Eyeglass Frames

Plastic Frames
Frames made of a variety of plastics (nylon, zyl, polycarbonate) are excellent in durability and comfort. The most important thing to consider when looking for a plastic frame is to look for one that fits your nose well, or to have one custom fit to your nose. Plastic frames are also good at hiding lens thickness often found in higher prescriptions. As an added benefit, plastic frames are hypoallergenic- meaning your skin will not react to the material (read Metal Frames to find out more)
Metal Frames

Metal frames offer greater adjustability to specific faces and, when paired with soft silicone nosepads, are very comfortable. The most common material used in metal frame manufacturing has traditionally been a nickel alloy, making these frames difficult for persons with nickel allergies (many people do have this allergy- just look for green deposits near the nosepads or temples of your current glasses). Hypoallergenic metals are available, however, and include stainless steel and titanium. Titanium frames are very strong and have a slight "memory" property, making them flexible (although not as flexible as true memory-metals).

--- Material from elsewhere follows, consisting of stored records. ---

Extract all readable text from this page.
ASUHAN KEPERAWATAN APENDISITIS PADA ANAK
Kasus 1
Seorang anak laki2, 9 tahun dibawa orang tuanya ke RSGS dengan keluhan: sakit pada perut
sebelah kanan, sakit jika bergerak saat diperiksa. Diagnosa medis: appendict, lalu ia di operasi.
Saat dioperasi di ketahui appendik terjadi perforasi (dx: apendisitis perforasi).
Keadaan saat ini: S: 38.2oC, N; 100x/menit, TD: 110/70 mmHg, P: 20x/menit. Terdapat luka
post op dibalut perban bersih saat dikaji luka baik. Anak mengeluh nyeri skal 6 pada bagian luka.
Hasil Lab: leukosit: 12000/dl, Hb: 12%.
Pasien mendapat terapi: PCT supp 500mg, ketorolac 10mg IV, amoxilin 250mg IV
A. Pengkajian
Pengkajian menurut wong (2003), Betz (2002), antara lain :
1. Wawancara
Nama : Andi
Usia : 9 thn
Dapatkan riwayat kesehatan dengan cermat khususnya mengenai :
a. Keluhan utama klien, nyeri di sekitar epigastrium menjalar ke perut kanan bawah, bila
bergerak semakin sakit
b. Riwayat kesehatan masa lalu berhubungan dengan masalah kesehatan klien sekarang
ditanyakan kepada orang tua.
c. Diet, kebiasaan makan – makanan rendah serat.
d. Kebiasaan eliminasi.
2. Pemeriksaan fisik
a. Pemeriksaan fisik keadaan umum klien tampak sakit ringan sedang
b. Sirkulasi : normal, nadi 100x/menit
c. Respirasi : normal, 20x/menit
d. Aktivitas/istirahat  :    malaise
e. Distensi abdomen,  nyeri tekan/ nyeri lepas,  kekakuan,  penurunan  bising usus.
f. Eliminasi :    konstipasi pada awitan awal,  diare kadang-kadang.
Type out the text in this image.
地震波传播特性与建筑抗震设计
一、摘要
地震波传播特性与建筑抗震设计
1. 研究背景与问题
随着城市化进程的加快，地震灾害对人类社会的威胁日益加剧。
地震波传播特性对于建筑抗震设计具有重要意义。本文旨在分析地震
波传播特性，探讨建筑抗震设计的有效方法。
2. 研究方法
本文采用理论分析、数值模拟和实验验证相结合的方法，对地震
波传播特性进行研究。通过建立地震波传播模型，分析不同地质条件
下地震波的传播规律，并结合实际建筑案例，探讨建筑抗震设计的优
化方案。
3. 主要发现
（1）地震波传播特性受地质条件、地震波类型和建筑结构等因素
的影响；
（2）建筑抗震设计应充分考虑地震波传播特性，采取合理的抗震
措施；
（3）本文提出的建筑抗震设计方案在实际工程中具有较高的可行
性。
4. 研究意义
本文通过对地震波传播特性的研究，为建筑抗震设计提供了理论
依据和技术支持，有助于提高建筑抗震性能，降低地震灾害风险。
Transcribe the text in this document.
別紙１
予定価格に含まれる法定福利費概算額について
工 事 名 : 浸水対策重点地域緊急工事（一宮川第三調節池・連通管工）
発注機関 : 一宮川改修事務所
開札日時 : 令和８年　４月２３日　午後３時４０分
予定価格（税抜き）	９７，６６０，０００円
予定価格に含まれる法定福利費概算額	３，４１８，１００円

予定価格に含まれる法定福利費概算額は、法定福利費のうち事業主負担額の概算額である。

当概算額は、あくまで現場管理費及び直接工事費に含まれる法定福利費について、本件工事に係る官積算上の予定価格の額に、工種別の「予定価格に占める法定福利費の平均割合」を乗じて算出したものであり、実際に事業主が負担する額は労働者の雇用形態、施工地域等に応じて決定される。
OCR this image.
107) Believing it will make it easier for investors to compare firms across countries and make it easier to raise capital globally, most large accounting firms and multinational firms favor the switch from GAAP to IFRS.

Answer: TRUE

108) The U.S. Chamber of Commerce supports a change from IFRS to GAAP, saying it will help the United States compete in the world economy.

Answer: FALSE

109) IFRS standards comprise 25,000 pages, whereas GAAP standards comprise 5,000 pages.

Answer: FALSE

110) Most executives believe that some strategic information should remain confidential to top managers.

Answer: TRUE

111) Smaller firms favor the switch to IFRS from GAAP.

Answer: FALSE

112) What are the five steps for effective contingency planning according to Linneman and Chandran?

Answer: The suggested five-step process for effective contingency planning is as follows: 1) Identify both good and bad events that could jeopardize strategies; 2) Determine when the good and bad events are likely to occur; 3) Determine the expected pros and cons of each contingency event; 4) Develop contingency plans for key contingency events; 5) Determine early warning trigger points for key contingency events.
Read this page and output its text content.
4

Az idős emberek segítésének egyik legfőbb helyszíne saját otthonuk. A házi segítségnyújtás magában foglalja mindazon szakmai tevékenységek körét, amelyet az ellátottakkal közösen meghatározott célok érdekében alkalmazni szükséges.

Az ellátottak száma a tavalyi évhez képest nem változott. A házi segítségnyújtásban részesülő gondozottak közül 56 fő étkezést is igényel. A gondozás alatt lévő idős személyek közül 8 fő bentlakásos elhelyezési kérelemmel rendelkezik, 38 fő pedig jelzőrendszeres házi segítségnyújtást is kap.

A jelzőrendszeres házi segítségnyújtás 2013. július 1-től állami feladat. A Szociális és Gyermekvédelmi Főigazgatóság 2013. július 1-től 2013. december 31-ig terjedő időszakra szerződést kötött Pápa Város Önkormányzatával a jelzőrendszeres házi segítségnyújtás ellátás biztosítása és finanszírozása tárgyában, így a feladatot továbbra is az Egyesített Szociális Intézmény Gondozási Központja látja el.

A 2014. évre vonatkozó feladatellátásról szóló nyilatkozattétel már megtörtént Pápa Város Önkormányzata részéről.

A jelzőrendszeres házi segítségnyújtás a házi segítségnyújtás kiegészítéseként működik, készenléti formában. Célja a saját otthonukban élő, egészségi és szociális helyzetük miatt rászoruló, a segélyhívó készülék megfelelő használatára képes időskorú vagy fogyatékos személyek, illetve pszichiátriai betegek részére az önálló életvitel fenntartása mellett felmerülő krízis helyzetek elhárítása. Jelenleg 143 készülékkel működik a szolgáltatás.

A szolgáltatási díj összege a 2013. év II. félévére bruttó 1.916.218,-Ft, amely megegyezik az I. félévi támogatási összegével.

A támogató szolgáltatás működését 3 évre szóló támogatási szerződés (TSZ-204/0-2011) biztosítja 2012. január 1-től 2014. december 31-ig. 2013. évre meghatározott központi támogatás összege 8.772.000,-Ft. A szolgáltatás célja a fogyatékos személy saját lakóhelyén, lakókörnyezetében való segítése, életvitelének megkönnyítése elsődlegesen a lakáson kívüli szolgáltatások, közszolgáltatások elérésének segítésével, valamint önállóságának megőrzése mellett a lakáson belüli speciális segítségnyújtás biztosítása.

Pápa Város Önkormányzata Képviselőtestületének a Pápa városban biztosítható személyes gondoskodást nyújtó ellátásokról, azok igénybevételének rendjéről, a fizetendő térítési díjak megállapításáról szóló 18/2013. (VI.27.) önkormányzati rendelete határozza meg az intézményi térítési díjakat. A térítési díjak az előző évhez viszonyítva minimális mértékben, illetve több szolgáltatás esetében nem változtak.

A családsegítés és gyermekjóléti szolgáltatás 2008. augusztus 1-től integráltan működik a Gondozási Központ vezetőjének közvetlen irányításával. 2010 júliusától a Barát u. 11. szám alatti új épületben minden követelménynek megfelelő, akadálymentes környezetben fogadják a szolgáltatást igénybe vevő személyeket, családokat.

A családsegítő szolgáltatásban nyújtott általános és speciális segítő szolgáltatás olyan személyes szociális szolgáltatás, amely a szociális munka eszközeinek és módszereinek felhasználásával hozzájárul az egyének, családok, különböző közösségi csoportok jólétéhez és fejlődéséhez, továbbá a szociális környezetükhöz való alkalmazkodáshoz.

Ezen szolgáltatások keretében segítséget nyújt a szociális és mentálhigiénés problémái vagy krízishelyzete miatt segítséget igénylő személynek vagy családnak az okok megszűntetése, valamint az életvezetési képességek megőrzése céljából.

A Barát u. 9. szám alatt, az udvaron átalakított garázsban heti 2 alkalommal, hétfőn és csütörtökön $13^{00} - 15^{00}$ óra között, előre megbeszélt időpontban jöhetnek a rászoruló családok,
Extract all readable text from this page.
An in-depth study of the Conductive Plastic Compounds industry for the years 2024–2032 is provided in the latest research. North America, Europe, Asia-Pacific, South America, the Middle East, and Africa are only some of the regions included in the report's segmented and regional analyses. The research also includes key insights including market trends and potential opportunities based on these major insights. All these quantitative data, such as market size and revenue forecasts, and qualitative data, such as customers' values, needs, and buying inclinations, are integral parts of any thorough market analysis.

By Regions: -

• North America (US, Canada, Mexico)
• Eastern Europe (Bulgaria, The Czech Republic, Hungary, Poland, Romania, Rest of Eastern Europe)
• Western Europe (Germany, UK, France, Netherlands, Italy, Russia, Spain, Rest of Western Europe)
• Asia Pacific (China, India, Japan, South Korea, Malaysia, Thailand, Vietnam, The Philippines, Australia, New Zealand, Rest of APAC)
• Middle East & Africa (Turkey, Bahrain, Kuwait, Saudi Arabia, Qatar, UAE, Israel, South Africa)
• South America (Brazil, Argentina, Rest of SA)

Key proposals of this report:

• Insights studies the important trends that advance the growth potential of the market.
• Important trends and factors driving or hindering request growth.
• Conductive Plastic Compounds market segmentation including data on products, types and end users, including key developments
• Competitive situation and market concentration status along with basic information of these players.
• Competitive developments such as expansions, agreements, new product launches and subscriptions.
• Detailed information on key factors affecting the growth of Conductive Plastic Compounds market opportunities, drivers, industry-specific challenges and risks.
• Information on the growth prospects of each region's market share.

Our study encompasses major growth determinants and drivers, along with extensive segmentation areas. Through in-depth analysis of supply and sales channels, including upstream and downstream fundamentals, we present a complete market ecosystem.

Flex-Frames (Memory Metals)
These are the infamous "twist and tie" frames (although most won't put-up with overly-repeated bending and twisting). Flex frames are excellent for adults or children who are rough on their eyewear. Most are composed of hypoalergenic materials.
Semi-Rimless Frames
Semi-rimless frames have always been a sought-after choice that has continued to grow in popularity. These frames have an eyewire on part of the lens, while the remaining part of the lens seems suspended. They are cosmetically appealing, yet usually require a polycarbonate, trivex, or hi-index material to be used in lens manufacturing to eliminate chipping of the lens at the site of lens mounting.
Drill-Mount Frames
The lightest and least-conspicuous frames available, drill-mount frames have no eyewire around the lens at all. The temples (side pieces) and bridge (middle part that sits on your nose) are actually drilled into the lens to make a complete eyeglass. Trivex is the most compatible lens material with this style of mounting, in order to eliminate lens cracking or chipping at the drill-sites. These frames also come in a variety of metals, although titanium is the most durable, stainless steel is second, and nickel frames are not recommended in this style of frame.
Safety/Sport Frames Safety frames come in a variety of materials and designs, most are like their regular eyeglass counterparts, but these meet or exceed ANSI safety standards. Sport frames are an entirely different breed, however, as these frames are expecting to get hit. As such, they are designed to maintain comfort for the wearer even during an impact (when's the last time you took a basketball to your face and didn't really mind?). Many of these frames are semi-sport specific, and include racquetball/tennis, basketball, shooting and biking glasses, as well as ski, atv, and paintball goggles. Due to safety concerns, olycarbonate is the recommended lens choice for these frames.